Add fence delay options at capture time #1155

marius-pelegrin-arm · 2023-06-20T13:24:11Z

Add two capture options:

Fence Query Delay
Fence Query Delay Unit
Fence Query Timeout Threshold

When capturing with intent to replay on a "slow" platform, we may want to force the captured application to adopt a "slow platform behavior" - for example, not re-using some resources because we know that at replay time command buffers will take a lot longer to be executed.

To emulate this, this commit implement the notion of "fence query delay". The idea is that when the captured application queries a VkFence using vkGetFenceStatus or vkWaitForFences with timeout under the "timeout threshold", we transmit the call to the driver, but if the fence is ready, we do not return VK_SUCCESS directly. Instead, we return VK_NOT_READY for "a certain amount of time" specified by the "delay" and "delay unit" capture options.

By default this amount of time is 0 call, which means no delay at all: we give to the application the result from the driver directly. This amount of time can be specified in number of calls or in number of frames. The unit (calls/frames) is specified by fence query delay unit, and the number by fence query delay.
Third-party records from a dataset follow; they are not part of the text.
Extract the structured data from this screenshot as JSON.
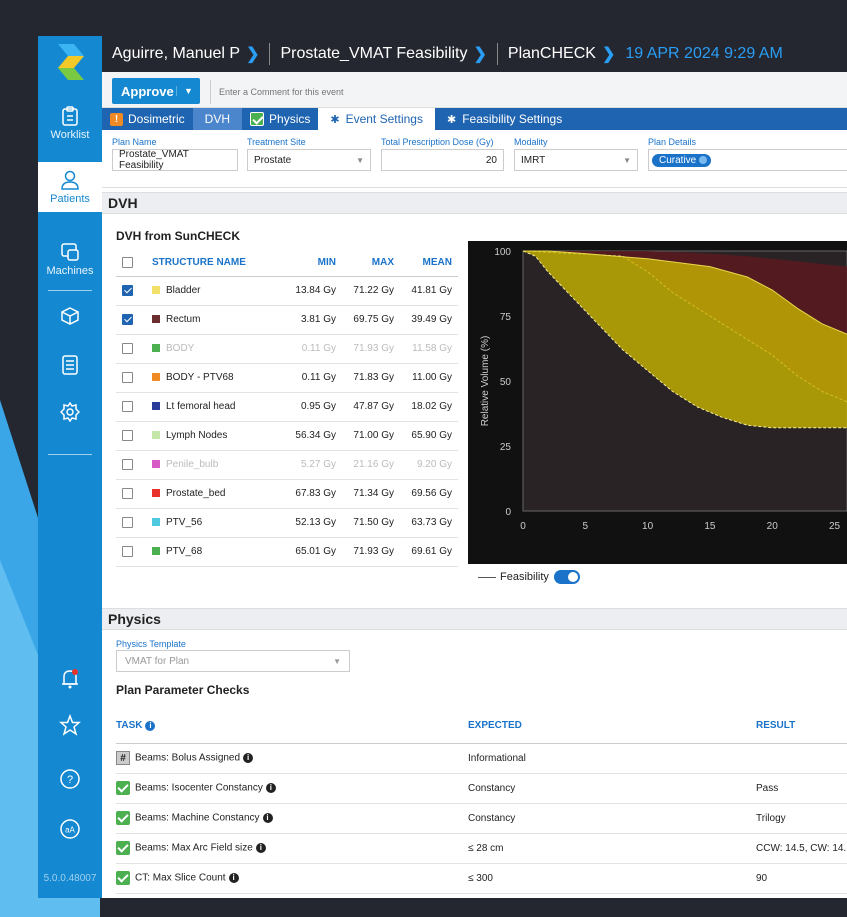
{
  "header": {
    "patient": "Aguirre, Manuel P",
    "plan": "Prostate_VMAT Feasibility",
    "module": "PlanCHECK",
    "datetime": "19 APR 2024 9:29 AM"
  },
  "sidebar": {
    "items": [
      {
        "label": "Worklist",
        "icon": "clipboard-icon"
      },
      {
        "label": "Patients",
        "icon": "person-icon"
      },
      {
        "label": "Machines",
        "icon": "machine-icon"
      },
      {
        "label": "",
        "icon": "cube-icon"
      },
      {
        "label": "",
        "icon": "document-icon"
      },
      {
        "label": "",
        "icon": "gear-icon"
      }
    ],
    "bottom_icons": [
      "bell-icon",
      "star-icon",
      "help-icon",
      "font-size-icon"
    ],
    "version": "5.0.0.48007"
  },
  "actions": {
    "approve_label": "Approve",
    "comment_placeholder": "Enter a Comment for this event"
  },
  "tabs": [
    "Dosimetric",
    "DVH",
    "Physics",
    "Event Settings",
    "Feasibility Settings"
  ],
  "fields": {
    "plan_name": {
      "label": "Plan Name",
      "value": "Prostate_VMAT Feasibility"
    },
    "treatment_site": {
      "label": "Treatment Site",
      "value": "Prostate"
    },
    "dose": {
      "label": "Total Prescription Dose (Gy)",
      "value": "20"
    },
    "modality": {
      "label": "Modality",
      "value": "IMRT"
    },
    "plan_details": {
      "label": "Plan Details",
      "value": "Curative"
    }
  },
  "dvh": {
    "section_title": "DVH",
    "subtitle": "DVH from SunCHECK",
    "columns": [
      "STRUCTURE NAME",
      "MIN",
      "MAX",
      "MEAN"
    ],
    "rows": [
      {
        "name": "Bladder",
        "min": "13.84 Gy",
        "max": "71.22 Gy",
        "mean": "41.81 Gy",
        "color": "#f2e06b",
        "checked": true,
        "dim": false
      },
      {
        "name": "Rectum",
        "min": "3.81 Gy",
        "max": "69.75 Gy",
        "mean": "39.49 Gy",
        "color": "#6b2d2d",
        "checked": true,
        "dim": false
      },
      {
        "name": "BODY",
        "min": "0.11 Gy",
        "max": "71.93 Gy",
        "mean": "11.58 Gy",
        "color": "#4caf50",
        "checked": false,
        "dim": true
      },
      {
        "name": "BODY - PTV68",
        "min": "0.11 Gy",
        "max": "71.83 Gy",
        "mean": "11.00 Gy",
        "color": "#f08a24",
        "checked": false,
        "dim": false
      },
      {
        "name": "Lt femoral head",
        "min": "0.95 Gy",
        "max": "47.87 Gy",
        "mean": "18.02 Gy",
        "color": "#2a3b9a",
        "checked": false,
        "dim": false
      },
      {
        "name": "Lymph Nodes",
        "min": "56.34 Gy",
        "max": "71.00 Gy",
        "mean": "65.90 Gy",
        "color": "#c4e6a8",
        "checked": false,
        "dim": false
      },
      {
        "name": "Penile_bulb",
        "min": "5.27 Gy",
        "max": "21.16 Gy",
        "mean": "9.20 Gy",
        "color": "#d65bc4",
        "checked": false,
        "dim": true
      },
      {
        "name": "Prostate_bed",
        "min": "67.83 Gy",
        "max": "71.34 Gy",
        "mean": "69.56 Gy",
        "color": "#e8332c",
        "checked": false,
        "dim": false
      },
      {
        "name": "PTV_56",
        "min": "52.13 Gy",
        "max": "71.50 Gy",
        "mean": "63.73 Gy",
        "color": "#4fc9e0",
        "checked": false,
        "dim": false
      },
      {
        "name": "PTV_68",
        "min": "65.01 Gy",
        "max": "71.93 Gy",
        "mean": "69.61 Gy",
        "color": "#4caf50",
        "checked": false,
        "dim": false
      }
    ],
    "legend": "Feasibility"
  },
  "chart_data": {
    "type": "area",
    "ylabel": "Relative Volume (%)",
    "xlabel": "",
    "xlim": [
      0,
      26
    ],
    "ylim": [
      0,
      100
    ],
    "x_ticks": [
      0,
      5,
      10,
      15,
      20,
      25
    ],
    "y_ticks": [
      0,
      25,
      50,
      75,
      100
    ],
    "series": [
      {
        "name": "Bladder",
        "color": "#c8b400",
        "upper": [
          [
            0,
            100
          ],
          [
            2,
            100
          ],
          [
            5,
            99
          ],
          [
            10,
            97
          ],
          [
            15,
            94
          ],
          [
            18,
            90
          ],
          [
            20,
            85
          ],
          [
            22,
            78
          ],
          [
            24,
            72
          ],
          [
            26,
            68
          ]
        ],
        "lower": [
          [
            0,
            100
          ],
          [
            1,
            98
          ],
          [
            2,
            92
          ],
          [
            4,
            82
          ],
          [
            6,
            72
          ],
          [
            8,
            62
          ],
          [
            10,
            54
          ],
          [
            12,
            46
          ],
          [
            14,
            40
          ],
          [
            16,
            36
          ],
          [
            18,
            33
          ],
          [
            20,
            32
          ],
          [
            26,
            32
          ]
        ]
      },
      {
        "name": "Rectum",
        "color": "#5a1a1f",
        "upper": [
          [
            0,
            100
          ],
          [
            10,
            100
          ],
          [
            15,
            99
          ],
          [
            18,
            98
          ],
          [
            20,
            97
          ],
          [
            22,
            96
          ],
          [
            24,
            95
          ],
          [
            26,
            94
          ]
        ],
        "lower": [
          [
            0,
            100
          ],
          [
            8,
            98
          ],
          [
            10,
            92
          ],
          [
            12,
            84
          ],
          [
            14,
            78
          ],
          [
            16,
            72
          ],
          [
            18,
            66
          ],
          [
            20,
            60
          ],
          [
            22,
            52
          ],
          [
            24,
            46
          ],
          [
            26,
            42
          ]
        ]
      }
    ]
  },
  "physics": {
    "section_title": "Physics",
    "template_label": "Physics Template",
    "template_value": "VMAT for Plan",
    "checks_title": "Plan Parameter Checks",
    "columns": [
      "TASK",
      "EXPECTED",
      "RESULT"
    ],
    "rows": [
      {
        "task": "Beams: Bolus Assigned",
        "expected": "Informational",
        "result": "",
        "status": "info"
      },
      {
        "task": "Beams: Isocenter Constancy",
        "expected": "Constancy",
        "result": "Pass",
        "status": "pass"
      },
      {
        "task": "Beams: Machine Constancy",
        "expected": "Constancy",
        "result": "Trilogy",
        "status": "pass"
      },
      {
        "task": "Beams: Max Arc Field size",
        "expected": "≤ 28 cm",
        "result": "CCW: 14.5, CW: 14.",
        "status": "pass"
      },
      {
        "task": "CT: Max Slice Count",
        "expected": "≤ 300",
        "result": "90",
        "status": "pass"
      }
    ]
  }
}
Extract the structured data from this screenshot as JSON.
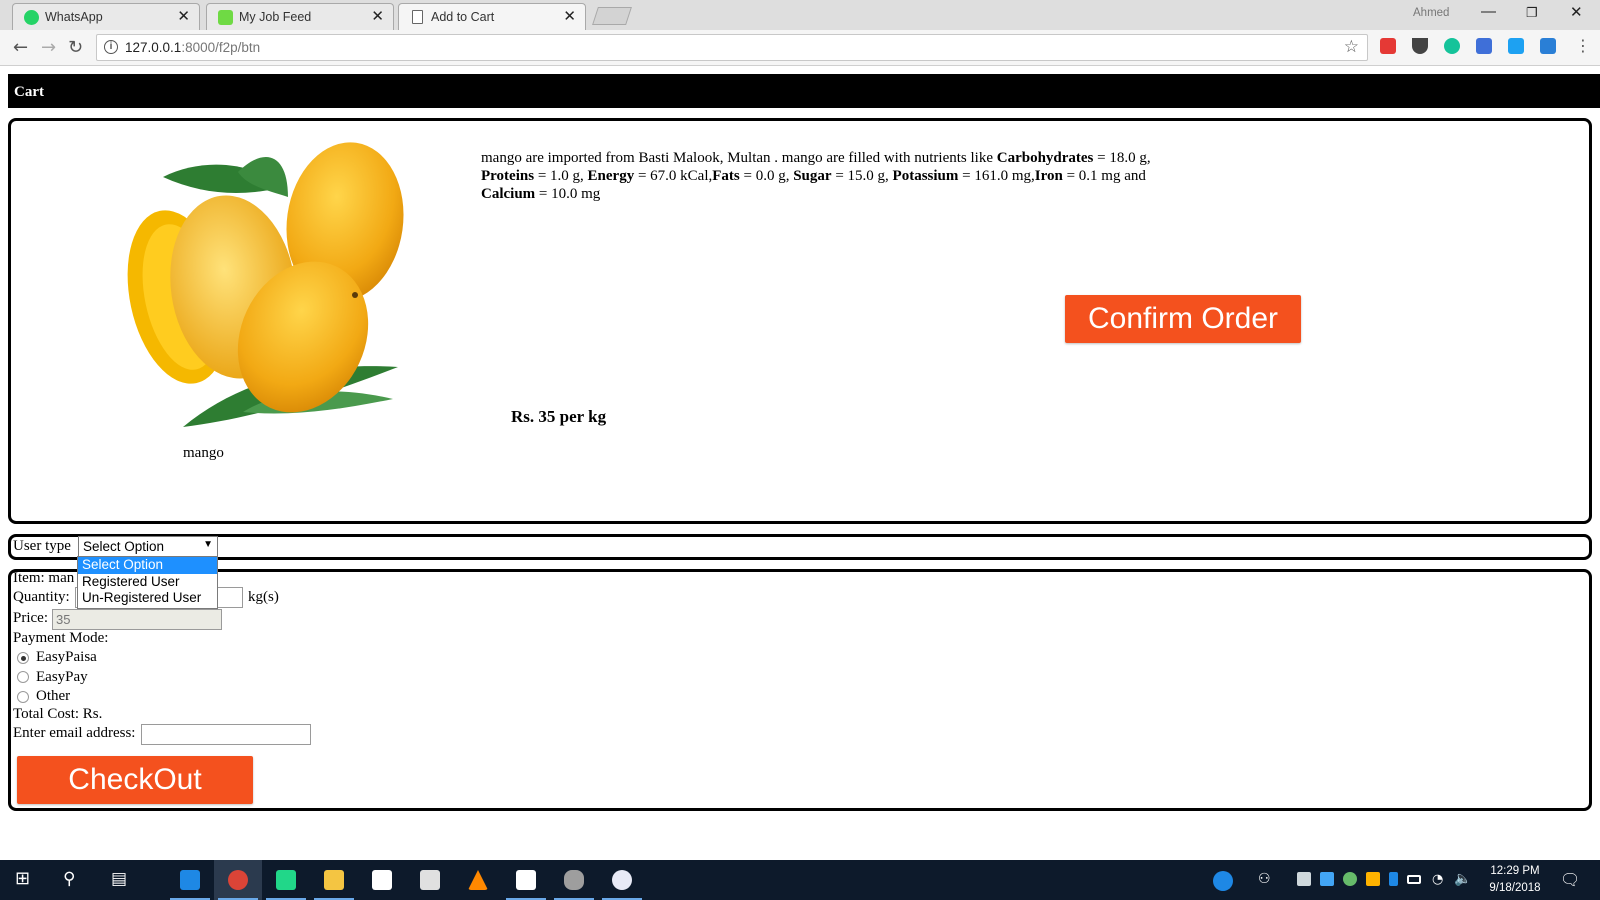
{
  "browser": {
    "tabs": [
      {
        "label": "WhatsApp",
        "icon": "whatsapp-icon",
        "color": "#25d366"
      },
      {
        "label": "My Job Feed",
        "icon": "upwork-icon",
        "color": "#6fda44"
      },
      {
        "label": "Add to Cart",
        "icon": "page-icon",
        "color": "#ffffff"
      }
    ],
    "profile_name": "Ahmed",
    "url_host": "127.0.0.1",
    "url_path": ":8000/f2p/btn"
  },
  "page": {
    "header": "Cart",
    "product": {
      "name": "mango",
      "description_parts": [
        {
          "t": "mango are imported from Basti Malook, Multan . mango are filled with nutrients like ",
          "b": false
        },
        {
          "t": "Carbohydrates",
          "b": true
        },
        {
          "t": " = 18.0 g, ",
          "b": false
        },
        {
          "t": "Proteins",
          "b": true
        },
        {
          "t": " = 1.0 g, ",
          "b": false
        },
        {
          "t": "Energy",
          "b": true
        },
        {
          "t": " = 67.0 kCal,",
          "b": false
        },
        {
          "t": "Fats",
          "b": true
        },
        {
          "t": " = 0.0 g, ",
          "b": false
        },
        {
          "t": "Sugar",
          "b": true
        },
        {
          "t": " = 15.0 g, ",
          "b": false
        },
        {
          "t": "Potassium",
          "b": true
        },
        {
          "t": " = 161.0 mg,",
          "b": false
        },
        {
          "t": "Iron",
          "b": true
        },
        {
          "t": " = 0.1 mg and ",
          "b": false
        },
        {
          "t": "Calcium",
          "b": true
        },
        {
          "t": " = 10.0 mg",
          "b": false
        }
      ],
      "price_text": "Rs. 35 per kg",
      "confirm_label": "Confirm Order"
    },
    "user_type": {
      "label": "User type",
      "selected": "Select Option",
      "options": [
        "Select Option",
        "Registered User",
        "Un-Registered User"
      ]
    },
    "form": {
      "item_label": "Item:",
      "item_value": "man",
      "quantity_label": "Quantity:",
      "quantity_unit": "kg(s)",
      "price_label": "Price:",
      "price_value": "35",
      "payment_label": "Payment Mode:",
      "payment_options": [
        {
          "label": "EasyPaisa",
          "checked": true
        },
        {
          "label": "EasyPay",
          "checked": false
        },
        {
          "label": "Other",
          "checked": false
        }
      ],
      "total_label": "Total Cost: Rs.",
      "email_label": "Enter email address:",
      "checkout_label": "CheckOut"
    }
  },
  "taskbar": {
    "time": "12:29 PM",
    "date": "9/18/2018"
  },
  "colors": {
    "accent": "#f4511e",
    "header_bg": "#000000",
    "taskbar_bg": "#0d1a2b",
    "dropdown_highlight": "#1e90ff"
  }
}
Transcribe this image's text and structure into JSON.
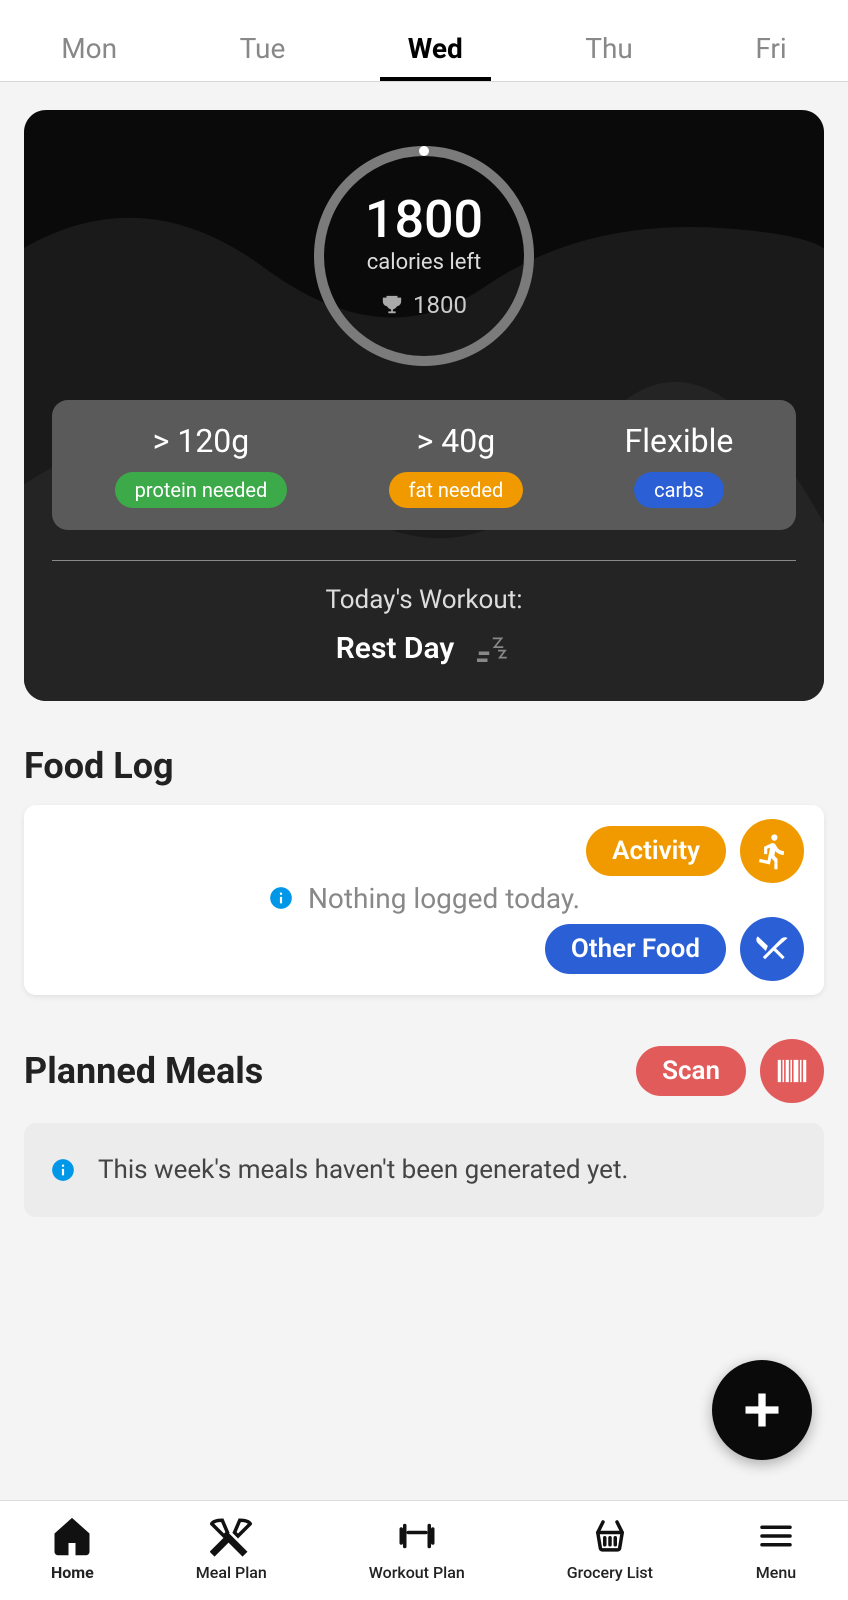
{
  "days": [
    "Mon",
    "Tue",
    "Wed",
    "Thu",
    "Fri"
  ],
  "activeDay": "Wed",
  "dashboard": {
    "calories_left": "1800",
    "calories_left_label": "calories left",
    "calories_goal": "1800",
    "macros": [
      {
        "value": "> 120g",
        "label": "protein needed",
        "color": "green"
      },
      {
        "value": "> 40g",
        "label": "fat needed",
        "color": "orange"
      },
      {
        "value": "Flexible",
        "label": "carbs",
        "color": "blue"
      }
    ],
    "workout_title": "Today's Workout:",
    "workout_name": "Rest Day"
  },
  "foodLog": {
    "heading": "Food Log",
    "empty_text": "Nothing logged today.",
    "activity_label": "Activity",
    "other_food_label": "Other Food"
  },
  "plannedMeals": {
    "heading": "Planned Meals",
    "scan_label": "Scan",
    "empty_text": "This week's meals haven't been generated yet."
  },
  "bottomNav": [
    {
      "id": "home",
      "label": "Home",
      "active": true
    },
    {
      "id": "meal-plan",
      "label": "Meal Plan",
      "active": false
    },
    {
      "id": "workout-plan",
      "label": "Workout Plan",
      "active": false
    },
    {
      "id": "grocery-list",
      "label": "Grocery List",
      "active": false
    },
    {
      "id": "menu",
      "label": "Menu",
      "active": false
    }
  ]
}
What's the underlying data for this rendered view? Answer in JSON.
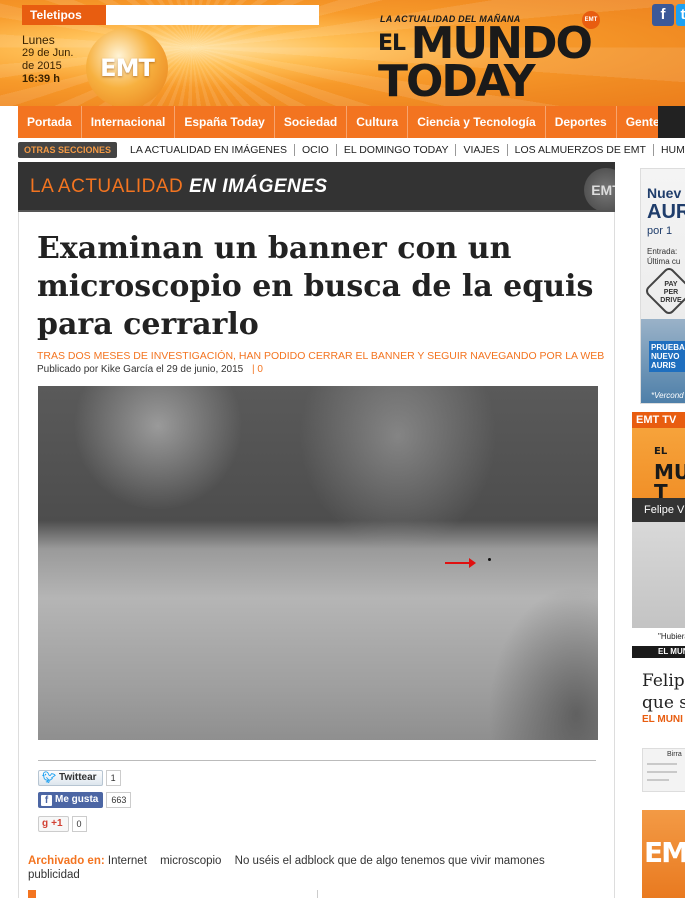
{
  "header": {
    "teletipos_label": "Teletipos",
    "date": {
      "day": "Lunes",
      "date_line1": "29 de Jun.",
      "date_line2": "de 2015",
      "time": "16:39 h"
    },
    "emt_logo_text": "EMT",
    "masthead": {
      "tagline": "LA ACTUALIDAD DEL MAÑANA",
      "el": "EL",
      "mundo": "MUNDO",
      "today": "TODAY",
      "badge": "EMT"
    },
    "social": [
      {
        "icon": "facebook-icon",
        "glyph": "f"
      },
      {
        "icon": "twitter-icon",
        "glyph": "t"
      }
    ]
  },
  "main_nav": [
    "Portada",
    "Internacional",
    "España Today",
    "Sociedad",
    "Cultura",
    "Ciencia y Tecnología",
    "Deportes",
    "Gente"
  ],
  "secondary_nav": {
    "label": "OTRAS SECCIONES",
    "items": [
      "LA ACTUALIDAD EN IMÁGENES",
      "OCIO",
      "EL DOMINGO TODAY",
      "VIAJES",
      "LOS ALMUERZOS DE EMT",
      "HUM"
    ]
  },
  "section_header": {
    "title_light": "LA ACTUALIDAD ",
    "title_bold": "EN IMÁGENES",
    "badge": "EMT"
  },
  "article": {
    "headline": "Examinan un banner con un microscopio en busca de la equis para cerrarlo",
    "subtitle": "TRAS DOS MESES DE INVESTIGACIÓN, HAN PODIDO CERRAR EL BANNER Y SEGUIR NAVEGANDO POR LA WEB",
    "byline": "Publicado por Kike García el 29 de junio, 2015",
    "byline_sep": "| 0",
    "share": {
      "twitter_label": "Twittear",
      "twitter_count": "1",
      "facebook_label": "Me gusta",
      "facebook_count": "663",
      "gplus_label": "+1",
      "gplus_count": "0"
    },
    "archived_label": "Archivado en:",
    "tags": [
      "Internet",
      "microscopio",
      "No uséis el adblock que de algo tenemos que vivir mamones",
      "publicidad"
    ]
  },
  "sidebar": {
    "ad": {
      "line1": "Nuev",
      "line2": "AUR",
      "line3": "por 1",
      "line4a": "Entrada:",
      "line4b": "Última cu",
      "badge_l1": "PAY",
      "badge_l2": "PER",
      "badge_l3": "DRIVE",
      "promo_l1": "PRUEBA",
      "promo_l2": "NUEVO",
      "promo_l3": "AURIS",
      "footnote": "*Vercond"
    },
    "tv": {
      "head": "EMT TV",
      "logo_el": "EL",
      "logo_l1": "MU",
      "logo_l2": "T",
      "bar_text": "Felipe V",
      "quote": "\"Hubiera",
      "strip": "EL MUNI"
    },
    "article_title_l1": "Felip",
    "article_title_l2": "que s",
    "article_category": "EL MUNI",
    "thumb_name": "Birra",
    "thumb2_text": "EM"
  }
}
In addition, this commit also fixes the --sgfs and --sgfr options that were not parsed correctly, and the behavior of vkGetFenceStatus and vkWaitForFences at replay time to not "spam" vkGetFenceStatus
if the call was successful at capture time but not at replay time.

ci-tester-lunarg · 2023-06-20T13:24:14Z

Author arm-marius-pelegrin not on autobuild list. Waiting for curator authorization before starting CI build.

CLAassistant · 2023-06-20T13:24:26Z

All committers have signed the CLA.

ci-tester-lunarg · 2023-06-20T15:58:37Z

CI gfxreconstruct build queued with queue ID 20199.

ci-tester-lunarg · 2023-06-20T16:47:39Z

CI gfxreconstruct build # 2873 running.

ci-tester-lunarg · 2023-06-20T17:46:27Z

CI gfxreconstruct build # 2873 passed.

charles-lunarg · 2023-12-05T00:35:32Z

Less of a question of implementation and more of design.

The purpose of the fence delay is to force the application being recorded to issue multiple vkGetFenceStatus calls, that way during replay if a single vkGetFenceStatus call returns VK_NOT_READY, the subsequent ones may succeed?

This feels like a non-deterministic solution because there is no guarantee that the number of queries is sufficient, and because it is encoded directly into the capture, it doesn't have the ability to arbitrarily repeat calls vkGetFenceStatus.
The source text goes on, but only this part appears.